Isso deixou Hajar com poucas opções, mas uma versão do festival acontecerá este ano, embora em um formato mais curto e diferente. Dadas as restrições atuais, eles decidiram transmitir duas óperas europeias e duas brasileiras de edições anteriores. Como a maioria das instituições de arte, Hajar está encontrando maneiras de contornar isso e está planejando (no momento da redação) ter o intermezzo cômico Larinda e Vanesio de Johann Hasse como a peça de abertura do festival deste ano, apresentada ao vivo. Uma ópera para apenas duas vozes - soprano e barítono - ele será executada por cantores em dois locais completamente diferentes, garantindo que a performance seja totalmente segura contra o Covid. A Feast in Time of Plague, de César Cui, composta para um elenco pequeno, é outra ópera em consideração. Quanto à difusão, Hajar está atualmente trabalhando para garantir a transmissão via satélite para transmissão de televisão e rádio no Brasil e na América do Sul que, se disponibilizada, pode alterar o alcance das futuras edições do festival, potencialmente transformando a crise do Covid em uma oportunidade considerável.
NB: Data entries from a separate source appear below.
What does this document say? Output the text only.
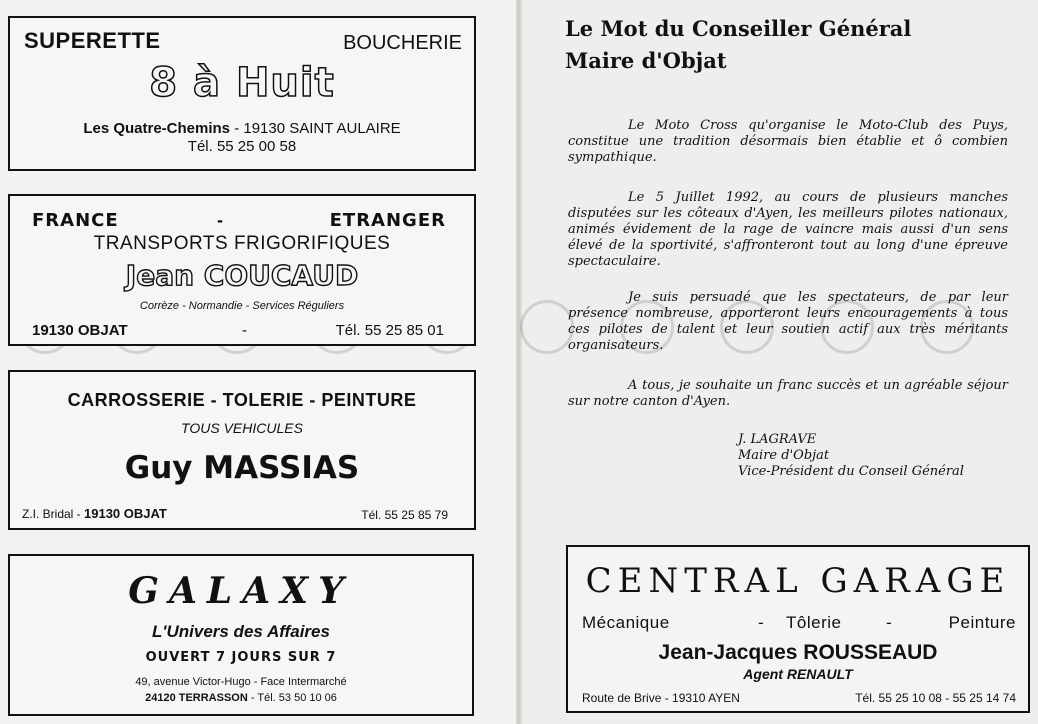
SUPERETTE	BOUCHERIE
8 à Huit
Les Quatre-Chemins - 19130 SAINT AULAIRE
Tél. 55 25 00 58
FRANCE	-	ETRANGER
TRANSPORTS FRIGORIFIQUES
Jean COUCAUD
Corrèze - Normandie - Services Réguliers
19130 OBJAT	-	Tél. 55 25 85 01
CARROSSERIE - TOLERIE - PEINTURE
TOUS VEHICULES
Guy MASSIAS
Z.I. Bridal - 19130 OBJAT	Tél. 55 25 85 79
GALAXY
L'Univers des Affaires
OUVERT 7 JOURS SUR 7
49, avenue Victor-Hugo - Face Intermarché
24120 TERRASSON - Tél. 53 50 10 06
Le Mot du Conseiller Général
Maire d'Objat

Le Moto Cross qu'organise le Moto-Club des Puys, constitue une tradition désormais bien établie et ô combien sympathique.

Le 5 Juillet 1992, au cours de plusieurs manches disputées sur les côteaux d'Ayen, les meilleurs pilotes nationaux, animés évidement de la rage de vaincre mais aussi d'un sens élevé de la sportivité, s'affronteront tout au long d'une épreuve spectaculaire.

Je suis persuadé que les spectateurs, de par leur présence nombreuse, apporteront leurs encouragements à tous ces pilotes de talent et leur soutien actif aux très méritants organisateurs.

A tous, je souhaite un franc succès et un agréable séjour sur notre canton d'Ayen.

J. LAGRAVE
Maire d'Objat
Vice-Président du Conseil Général
CENTRAL GARAGE
Mécanique	- Tôlerie	-	Peinture
Jean-Jacques ROUSSEAUD
Agent RENAULT
Route de Brive - 19310 AYEN	Tél. 55 25 10 08 - 55 25 14 74
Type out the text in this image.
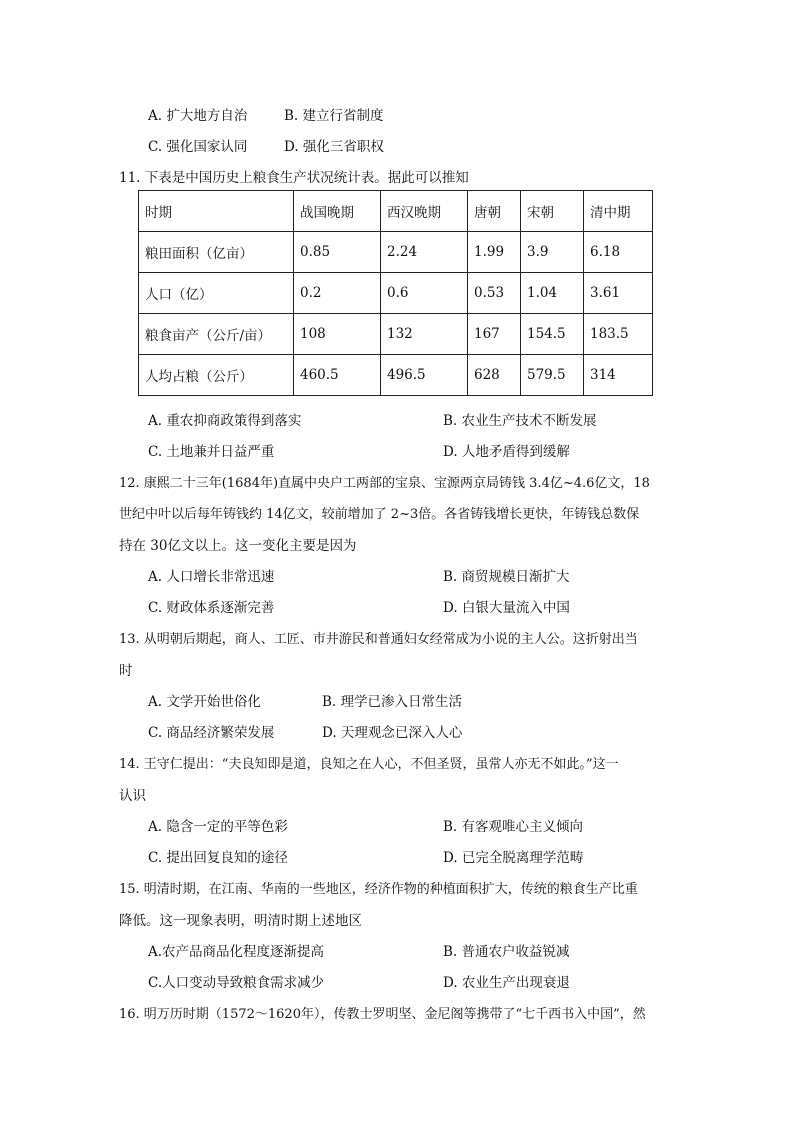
A. 扩大地方自治	B. 建立行省制度
C. 强化国家认同	D. 强化三省职权
11. 下表是中国历史上粮食生产状况统计表。据此可以推知
时期	战国晚期	西汉晚期	唐朝	宋朝	清中期
粮田面积（亿亩）	0.85	2.24	1.99	3.9	6.18
人口（亿）	0.2	0.6	0.53	1.04	3.61
粮食亩产（公斤/亩）	108	132	167	154.5	183.5
人均占粮（公斤）	460.5	496.5	628	579.5	314
A. 重农抑商政策得到落实	B. 农业生产技术不断发展
C. 土地兼并日益严重	D. 人地矛盾得到缓解
12. 康熙二十三年(1684年)直属中央户工两部的宝泉、宝源两京局铸钱 3.4亿~4.6亿文，18
世纪中叶以后每年铸钱约 14亿文，较前增加了 2~3倍。各省铸钱增长更快，年铸钱总数保
持在 30亿文以上。这一变化主要是因为
A. 人口增长非常迅速	B. 商贸规模日渐扩大
C. 财政体系逐渐完善	D. 白银大量流入中国
13. 从明朝后期起，商人、工匠、市井游民和普通妇女经常成为小说的主人公。这折射出当
时
A. 文学开始世俗化	B. 理学已渗入日常生活
C. 商品经济繁荣发展	D. 天理观念已深入人心
14. 王守仁提出：“夫良知即是道，良知之在人心，不但圣贤，虽常人亦无不如此。”这一
认识
A. 隐含一定的平等色彩	B. 有客观唯心主义倾向
C. 提出回复良知的途径	D. 已完全脱离理学范畴
15. 明清时期，在江南、华南的一些地区，经济作物的种植面积扩大，传统的粮食生产比重
降低。这一现象表明，明清时期上述地区
A.农产品商品化程度逐渐提高	B. 普通农户收益锐减
C.人口变动导致粮食需求减少	D. 农业生产出现衰退
16. 明万历时期（1572～1620年），传教士罗明坚、金尼阁等携带了“七千西书入中国”，然
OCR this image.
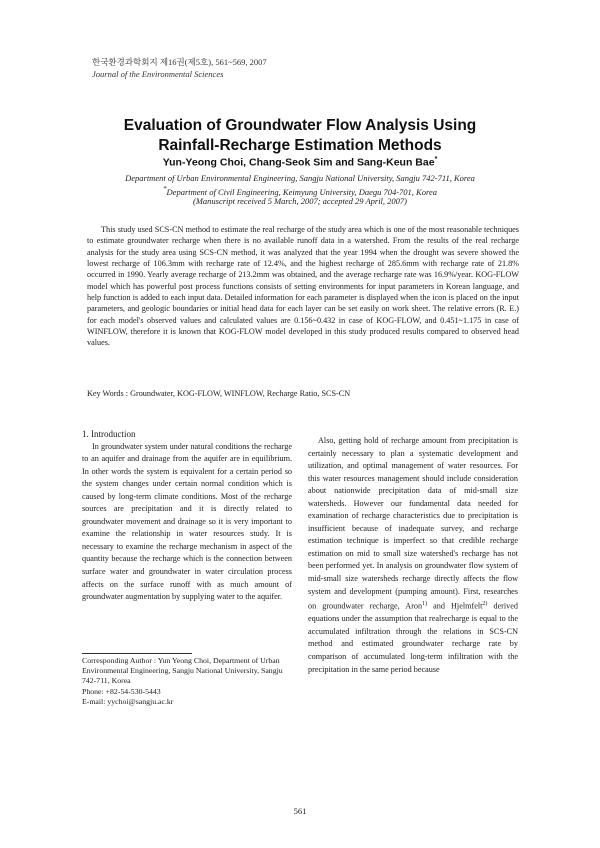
한국환경과학회지 제16권(제5호), 561~569, 2007
Journal of the Environmental Sciences
Evaluation of Groundwater Flow Analysis Using
Rainfall-Recharge Estimation Methods
Yun-Yeong Choi, Chang-Seok Sim and Sang-Keun Bae*
Department of Urban Environmental Engineering, Sangju National University, Sangju 742-711, Korea
*Department of Civil Engineering, Keimyung University, Daegu 704-701, Korea
(Manuscript received 5 March, 2007; accepted 29 April, 2007)

This study used SCS-CN method to estimate the real recharge of the study area which is one of the most reasonable techniques to estimate groundwater recharge when there is no available runoff data in a watershed. From the results of the real recharge analysis for the study area using SCS-CN method, it was analyzed that the year 1994 when the drought was severe showed the lowest recharge of 106.3mm with recharge rate of 12.4%, and the highest recharge of 285.6mm with recharge rate of 21.8% occurred in 1990. Yearly average recharge of 213.2mm was obtained, and the average recharge rate was 16.9%/year. KOG-FLOW model which has powerful post process functions consists of setting environments for input parameters in Korean language, and help function is added to each input data. Detailed information for each parameter is displayed when the icon is placed on the input parameters, and geologic boundaries or initial head data for each layer can be set easily on work sheet. The relative errors (R. E.) for each model's observed values and calculated values are 0.156~0.432 in case of KOG-FLOW, and 0.451~1.175 in case of WINFLOW, therefore it is known that KOG-FLOW model developed in this study produced results compared to observed head values.

Key Words : Groundwater, KOG-FLOW, WINFLOW, Recharge Ratio, SCS-CN

1. Introduction

In groundwater system under natural conditions the recharge to an aquifer and drainage from the aquifer are in equilibrium. In other words the system is equivalent for a certain period so the system changes under certain normal condition which is caused by long-term climate conditions. Most of the recharge sources are precipitation and it is directly related to groundwater movement and drainage so it is very important to examine the relationship in water resources study. It is necessary to examine the recharge mechanism in aspect of the quantity because the recharge which is the connection between surface water and groundwater in water circulation process affects on the surface runoff with as much amount of groundwater augmentation by supplying water to the aquifer.

Also, getting hold of recharge amount from precipitation is certainly necessary to plan a systematic development and utilization, and optimal management of water resources. For this water resources management should include consideration about nationwide precipitation data of mid-small size watersheds. However our fundamental data needed for examination of recharge characteristics due to precipitation is insufficient because of inadequate survey, and recharge estimation technique is imperfect so that credible recharge estimation on mid to small size watershed's recharge has not been performed yet. In analysis on groundwater flow system of mid-small size watersheds recharge directly affects the flow system and development (pumping amount). First, researches on groundwater recharge, Aron$^{1)}$ and Hjelmfelt$^{2)}$ derived equations under the assumption that realrecharge is equal to the accumulated infiltration through the relations in SCS-CN method and estimated groundwater recharge rate by comparison of accumulated long-term infiltration with the precipitation in the same period because

Corresponding Author : Yun Yeong Choi, Department of Urban Environmental Engineering, Sangju National University, Sangju 742-711, Korea
Phone: +82-54-530-5443
E-mail: yychoi@sangju.ac.kr
561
Então e o seu futuro? Até agora, o festival tem sido muito popular, mas seu financiamento de longo prazo está atualmente sob revisão. Hajar terá que se valer da legislação para investimento em cultura, a chamada Lei Rouanet, pela qual as empresas são incentivadas a investir em arte e cultura por meio de dedução fiscal. “O festival provavelmente se tornará mais comercial e perderá seu caráter mais social, educativo e popular”, explica. “Lamento a subjugação da cultura, mas é uma forma de torná-la viável. Terá de ter uma vertente mais comercial para que possa continuar a ter uma vertente voltada para a ação social – esse é o formato que pretendo”.
Neste momento, não está claro se o festival continuará sendo gratuito para todos. Depois de seis anos, já há um público estabelecido para ópera na região, o que não acontecia em 2015. De qualquer forma, o projeto de Hajar até agora pode servir de exemplo. As casas de ópera de todo o mundo há algum tempo lutam com o desafio de garantir que haja um público para a ópera no futuro, dadas as tendências atuais da idade do público.
O Festival de Ópera do Paraná parece demonstrar que, uma vez removidas certas barreiras, a ópera torna-se música para os ouvidos de todos.